Speedway Motorsports kept its plans heavily under wraps throughout a process that took months because it wanted to make a splash with last Tuesday’s stunning announcement – but the sneak attack immediately backfired.

Within an hour, the plot already had been lost about emphasizing a new fan-friendly Atlanta (“the racing will be closer than ever!”), and the narrative only deteriorated from there – reaching an apex when Kyle Busch blasted the plan Saturday after winning the Xfinity race.

It was another reminder that while NASCAR and its track owners might hold the purse strings, the stars always hold the conch as the loudest and most influential voices in the room.

Whether they’re on board with a project or not, they are the primary ambassadors of the NASCAR brand. Just as they can choose how difficult they want to make each others’ lives on track by racing harder, they also can determine whether an idea succeeds or fails.

Atlanta Motor Speedway workers repair a pothole during Sunday’s race (Marvin Gentry/USA TODAY Sports).

If you want to bring Daytona- or Talladega-style racing — the most dangerous type of racing in NASCAR — to Atlanta, that absolutely has to be vetted with drivers. Even if they won’t endorse it after currying their favor, they might be less inclined to torpedo it – and they might offer a few helpful suggestions in the process.

“Tell us the agenda,” Hamlin said. “Do you want speedway racing here? OK. We don’t like it, but here’s what you need to do to get there. We’ll help you accomplish that. Just tell us the goal. Don’t mix the message by saying, “You’re going to see something you’ve never seen!” and show a clip of iRacing cars racing in a pack, but yet you want your surface to match the old. That’s counterintuitive. You can’t make (a track) narrower and have a superspeedway race. Those two things don’t match up.
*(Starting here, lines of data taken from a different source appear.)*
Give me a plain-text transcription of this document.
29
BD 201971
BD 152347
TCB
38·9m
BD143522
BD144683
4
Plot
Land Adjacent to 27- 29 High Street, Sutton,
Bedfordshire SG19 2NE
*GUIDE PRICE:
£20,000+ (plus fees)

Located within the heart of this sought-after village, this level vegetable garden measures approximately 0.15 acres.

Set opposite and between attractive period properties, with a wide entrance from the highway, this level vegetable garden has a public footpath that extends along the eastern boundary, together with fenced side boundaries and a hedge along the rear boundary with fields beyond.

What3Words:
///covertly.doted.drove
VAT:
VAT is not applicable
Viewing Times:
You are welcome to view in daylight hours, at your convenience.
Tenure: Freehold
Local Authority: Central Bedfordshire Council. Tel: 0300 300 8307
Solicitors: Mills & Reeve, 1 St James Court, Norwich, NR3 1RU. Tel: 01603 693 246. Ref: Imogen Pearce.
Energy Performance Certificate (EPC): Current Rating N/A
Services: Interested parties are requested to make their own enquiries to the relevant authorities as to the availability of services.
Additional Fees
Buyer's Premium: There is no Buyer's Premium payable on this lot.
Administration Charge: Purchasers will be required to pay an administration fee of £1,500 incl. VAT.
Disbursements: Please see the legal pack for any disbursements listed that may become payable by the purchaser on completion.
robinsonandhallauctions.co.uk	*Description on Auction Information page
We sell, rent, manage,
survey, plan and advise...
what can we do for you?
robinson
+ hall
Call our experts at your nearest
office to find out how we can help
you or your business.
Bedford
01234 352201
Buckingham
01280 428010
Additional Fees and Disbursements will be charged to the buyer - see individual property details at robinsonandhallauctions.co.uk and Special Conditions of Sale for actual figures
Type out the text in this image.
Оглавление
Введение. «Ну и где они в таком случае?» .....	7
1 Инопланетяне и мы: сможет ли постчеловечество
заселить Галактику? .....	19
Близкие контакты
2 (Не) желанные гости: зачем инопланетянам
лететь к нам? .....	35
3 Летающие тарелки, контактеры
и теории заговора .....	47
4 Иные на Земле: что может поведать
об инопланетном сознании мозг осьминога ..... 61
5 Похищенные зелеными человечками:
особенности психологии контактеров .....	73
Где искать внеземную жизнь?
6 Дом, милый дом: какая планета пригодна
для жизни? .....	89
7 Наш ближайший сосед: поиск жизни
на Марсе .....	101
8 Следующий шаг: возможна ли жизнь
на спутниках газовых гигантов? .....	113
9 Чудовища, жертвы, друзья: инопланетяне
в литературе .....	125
“I think we could help. We’re the biggest asset that NASCAR, these tracks could have if they just tell us their goals. We may not agree with the goal, but we can help them get to where they want to go.”

There are too many examples to recount, and the Car of Tomorrow might be the most obvious.

Already doomed to be a public relations failure, its demise was hastened when the new model increasingly was ripped to shreds by drivers over two years of testing before its official debut. The inexplicable fining of Hamlin for innocuous criticism of the Gen 6 successor was another instance, and that at least began to spur more “collaboration” as drivers at least have been looped into the explosion of team owner, manufacturer and stakeholder meetings in recent years.

But there is some recurring friction in the relationship between Speedway Motorsports and NASCAR stars. It dates back to the 2017 race at Kentucky Speedway when drivers were displeased they weren’t consulted by vice president of operations Steve Swift about track preparation.

Swift also was in the middle of the Atlanta controversy last week after he implied driver opinions were the least important in the process because they often screw up the show for fans. That statement didn’t go over well with NASCAR officials – even though it contained a kernel of truth.

There is an inversely proportional driver-fan dynamic that was best illustrated by Speedway Motorsports’ 2007 overhaul of Bristol Motor Speedway. Drivers praised the multiple lanes of racing that virtually eliminated the demolition derby while fans decried the disappearance of Bristol’s hallmark bump and run that was a byproduct of a one-groove surface.

Even most drivers would admit they are less than ideal arbiters of toeing the line of competition and entertainment.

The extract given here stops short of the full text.